When completed, the Indian facility will join five other globally distributed observatories expected to be on line. Those will include the two Advanced LIGO facilities in the U.S. states of Washington and Louisiana; the GEO600 facility in Germany; Advanced Virgo, an observatory in Italy currently undergoing an upgrade that’s expected to go on line in 2016; and KAGRA, a Japanese project expected to begin in 2018.

Geographical advantages

The geographical spread offers significant advantages in the search for gravitational waves, and could ultimately materially expand the number of sources detected. LIGO Chief Scientist and OSA Fellow Stanley Whitcomb told OPN in a recent interview that having multiple facilities with large geographical separation helps not only with respect to capturing the very-long-wavelength signal of gravitational waves—on the order of 3,000 km—but also in ensuring good coverage of the strong polarization of these waves from the LIGO detectors, which hug the surface of the Earth and are inherently 2-D in nature.

“For every direction on the sky, for any one of these L-shaped detectors, there’s one linear polarization that we’re completely insensitive to,” Whitcomb notes. The way to get independent orientations that can capture that additional polarization, he says, is to “go a quarter of the way around the world, and on a detector that's built parallel to the Earth's surface you naturally get those other orientations.”

“Technically feasible” by 2023

Quite apart from its value in sniffing out gravitational waves, the new observatory could, in the view of the Indian Cabinet, carry some larger economic and societal benefits for the country. “LIGO-India will … bring considerable opportunities in cutting edge technology for the Indian industry,” according to the Cabinet’s statement announcing the green-light on the project. And, the statement continues, “The project will motivate Indian students and young scientists to explore newer frontiers of knowledge, and will add further impetus to scientific research in the country.”
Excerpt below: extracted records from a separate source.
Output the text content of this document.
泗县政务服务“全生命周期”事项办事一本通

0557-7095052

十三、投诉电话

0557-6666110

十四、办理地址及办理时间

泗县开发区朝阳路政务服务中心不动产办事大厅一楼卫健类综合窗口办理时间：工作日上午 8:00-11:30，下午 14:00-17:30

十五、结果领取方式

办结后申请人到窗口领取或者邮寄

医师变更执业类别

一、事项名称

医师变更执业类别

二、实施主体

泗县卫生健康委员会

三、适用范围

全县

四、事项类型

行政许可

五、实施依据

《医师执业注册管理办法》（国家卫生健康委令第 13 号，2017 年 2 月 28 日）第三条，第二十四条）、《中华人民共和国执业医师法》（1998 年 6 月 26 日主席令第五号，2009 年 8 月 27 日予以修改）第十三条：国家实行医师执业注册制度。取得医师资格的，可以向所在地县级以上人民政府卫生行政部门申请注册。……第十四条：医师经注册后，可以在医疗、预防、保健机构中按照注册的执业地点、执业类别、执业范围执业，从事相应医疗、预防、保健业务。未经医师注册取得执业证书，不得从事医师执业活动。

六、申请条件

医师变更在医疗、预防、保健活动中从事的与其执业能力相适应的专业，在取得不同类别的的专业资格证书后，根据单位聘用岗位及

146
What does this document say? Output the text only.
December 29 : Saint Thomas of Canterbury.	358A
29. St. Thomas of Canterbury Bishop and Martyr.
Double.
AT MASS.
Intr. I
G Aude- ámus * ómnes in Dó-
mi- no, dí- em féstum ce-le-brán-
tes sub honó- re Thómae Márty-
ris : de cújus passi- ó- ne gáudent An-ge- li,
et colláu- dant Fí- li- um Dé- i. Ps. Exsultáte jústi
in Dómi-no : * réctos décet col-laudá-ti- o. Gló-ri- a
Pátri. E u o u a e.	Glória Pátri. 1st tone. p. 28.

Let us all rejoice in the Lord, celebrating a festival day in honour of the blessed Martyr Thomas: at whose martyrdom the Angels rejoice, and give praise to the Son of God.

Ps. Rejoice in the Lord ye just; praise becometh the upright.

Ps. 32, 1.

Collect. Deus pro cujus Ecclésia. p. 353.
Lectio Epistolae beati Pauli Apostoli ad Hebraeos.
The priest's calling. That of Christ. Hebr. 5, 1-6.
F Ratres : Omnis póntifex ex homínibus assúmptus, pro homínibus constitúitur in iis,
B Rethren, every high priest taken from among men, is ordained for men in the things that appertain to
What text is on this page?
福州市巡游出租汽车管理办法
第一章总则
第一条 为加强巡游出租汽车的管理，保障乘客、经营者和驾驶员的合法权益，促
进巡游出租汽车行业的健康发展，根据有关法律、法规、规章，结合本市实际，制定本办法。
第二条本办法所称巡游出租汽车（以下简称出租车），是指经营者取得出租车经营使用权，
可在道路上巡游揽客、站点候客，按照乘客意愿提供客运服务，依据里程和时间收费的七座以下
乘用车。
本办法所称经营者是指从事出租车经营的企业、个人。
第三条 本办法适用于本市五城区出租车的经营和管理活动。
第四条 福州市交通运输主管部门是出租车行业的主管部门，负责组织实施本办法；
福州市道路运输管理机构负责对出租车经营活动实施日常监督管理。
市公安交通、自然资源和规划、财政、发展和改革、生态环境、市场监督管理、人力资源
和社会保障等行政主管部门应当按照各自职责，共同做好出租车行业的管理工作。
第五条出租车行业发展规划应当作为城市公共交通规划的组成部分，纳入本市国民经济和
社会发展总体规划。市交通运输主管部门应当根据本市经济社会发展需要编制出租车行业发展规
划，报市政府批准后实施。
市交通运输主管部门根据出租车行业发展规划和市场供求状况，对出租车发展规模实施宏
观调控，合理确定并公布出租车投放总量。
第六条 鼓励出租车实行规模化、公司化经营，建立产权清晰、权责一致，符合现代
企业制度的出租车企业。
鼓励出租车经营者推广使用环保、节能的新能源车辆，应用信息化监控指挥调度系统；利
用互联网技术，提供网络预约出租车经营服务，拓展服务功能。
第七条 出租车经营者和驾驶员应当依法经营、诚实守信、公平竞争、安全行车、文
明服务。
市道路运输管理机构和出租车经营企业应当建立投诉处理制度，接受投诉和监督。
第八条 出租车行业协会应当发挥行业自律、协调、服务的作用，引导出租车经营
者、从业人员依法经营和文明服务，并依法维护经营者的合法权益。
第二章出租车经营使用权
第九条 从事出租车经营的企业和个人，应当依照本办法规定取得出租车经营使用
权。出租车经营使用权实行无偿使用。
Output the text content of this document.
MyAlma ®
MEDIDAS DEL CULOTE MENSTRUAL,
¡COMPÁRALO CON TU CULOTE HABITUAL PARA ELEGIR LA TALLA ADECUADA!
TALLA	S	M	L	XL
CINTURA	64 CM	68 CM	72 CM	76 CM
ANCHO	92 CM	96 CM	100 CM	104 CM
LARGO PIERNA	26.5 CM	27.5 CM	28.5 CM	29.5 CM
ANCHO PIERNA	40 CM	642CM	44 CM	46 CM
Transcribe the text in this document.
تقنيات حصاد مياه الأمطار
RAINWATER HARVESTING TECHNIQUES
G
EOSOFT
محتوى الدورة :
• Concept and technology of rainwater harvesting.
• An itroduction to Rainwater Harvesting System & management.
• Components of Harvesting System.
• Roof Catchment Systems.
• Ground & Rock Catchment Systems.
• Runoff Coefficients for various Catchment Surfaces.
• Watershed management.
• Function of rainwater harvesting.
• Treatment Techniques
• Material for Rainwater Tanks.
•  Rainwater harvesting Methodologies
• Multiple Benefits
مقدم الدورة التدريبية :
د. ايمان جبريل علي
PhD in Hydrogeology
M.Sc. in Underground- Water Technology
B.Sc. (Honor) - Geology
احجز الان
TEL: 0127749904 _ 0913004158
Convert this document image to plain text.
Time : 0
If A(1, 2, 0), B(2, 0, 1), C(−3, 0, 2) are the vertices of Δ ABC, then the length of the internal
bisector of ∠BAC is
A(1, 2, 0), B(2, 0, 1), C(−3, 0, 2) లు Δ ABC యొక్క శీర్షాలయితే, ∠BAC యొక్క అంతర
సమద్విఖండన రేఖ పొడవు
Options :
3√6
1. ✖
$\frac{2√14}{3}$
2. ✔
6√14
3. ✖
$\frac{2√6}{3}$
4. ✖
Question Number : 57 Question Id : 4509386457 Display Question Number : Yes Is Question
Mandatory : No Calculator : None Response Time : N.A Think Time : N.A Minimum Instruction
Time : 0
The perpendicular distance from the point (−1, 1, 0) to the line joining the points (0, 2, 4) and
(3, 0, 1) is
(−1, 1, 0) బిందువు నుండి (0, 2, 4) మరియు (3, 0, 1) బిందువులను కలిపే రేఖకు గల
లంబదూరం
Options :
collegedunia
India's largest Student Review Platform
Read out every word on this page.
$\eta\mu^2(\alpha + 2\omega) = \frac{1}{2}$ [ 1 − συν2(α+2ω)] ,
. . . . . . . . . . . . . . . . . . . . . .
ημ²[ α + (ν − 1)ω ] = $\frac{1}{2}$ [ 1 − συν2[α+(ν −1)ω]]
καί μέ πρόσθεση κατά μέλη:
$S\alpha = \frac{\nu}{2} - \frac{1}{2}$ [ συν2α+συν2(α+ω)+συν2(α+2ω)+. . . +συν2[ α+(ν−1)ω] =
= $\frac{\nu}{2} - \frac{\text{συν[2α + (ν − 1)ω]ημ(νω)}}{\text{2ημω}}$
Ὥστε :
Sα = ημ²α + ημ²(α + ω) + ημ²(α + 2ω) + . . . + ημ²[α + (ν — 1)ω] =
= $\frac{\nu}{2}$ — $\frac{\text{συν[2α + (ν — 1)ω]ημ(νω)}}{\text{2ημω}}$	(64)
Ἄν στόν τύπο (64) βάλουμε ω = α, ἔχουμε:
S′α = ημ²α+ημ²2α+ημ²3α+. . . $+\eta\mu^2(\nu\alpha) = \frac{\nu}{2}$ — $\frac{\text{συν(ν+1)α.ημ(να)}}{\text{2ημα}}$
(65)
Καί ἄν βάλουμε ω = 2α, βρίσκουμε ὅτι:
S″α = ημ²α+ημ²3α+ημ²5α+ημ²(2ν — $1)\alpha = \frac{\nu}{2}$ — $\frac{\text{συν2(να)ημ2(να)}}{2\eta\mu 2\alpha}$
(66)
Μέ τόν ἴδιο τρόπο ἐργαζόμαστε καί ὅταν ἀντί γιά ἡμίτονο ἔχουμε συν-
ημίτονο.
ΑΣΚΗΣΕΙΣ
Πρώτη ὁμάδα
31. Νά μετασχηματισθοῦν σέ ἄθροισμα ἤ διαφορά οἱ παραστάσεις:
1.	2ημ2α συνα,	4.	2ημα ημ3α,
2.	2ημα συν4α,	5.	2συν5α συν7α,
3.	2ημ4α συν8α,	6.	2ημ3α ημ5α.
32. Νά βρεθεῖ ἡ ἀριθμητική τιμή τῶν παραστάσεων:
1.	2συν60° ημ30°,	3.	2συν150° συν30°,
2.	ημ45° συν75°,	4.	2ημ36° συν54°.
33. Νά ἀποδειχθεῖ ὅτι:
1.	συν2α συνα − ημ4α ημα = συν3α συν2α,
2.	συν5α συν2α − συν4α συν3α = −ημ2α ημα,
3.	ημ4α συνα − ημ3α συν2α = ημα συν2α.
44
To get the Indian project off the blocks as quickly as possible, scientists and technicians in the international LIGO consortium are actively collaborating with the Indian team on site selection, technology and designs for the exquisitely sensitive detectors. As a result, according to Fred Raab, who heads the Advanced LIGO facility in Hanford, Washington, and also acts as LIGO liaison with the India project, “it is technically feasible for LIGO-India to go online by the end of 2023.”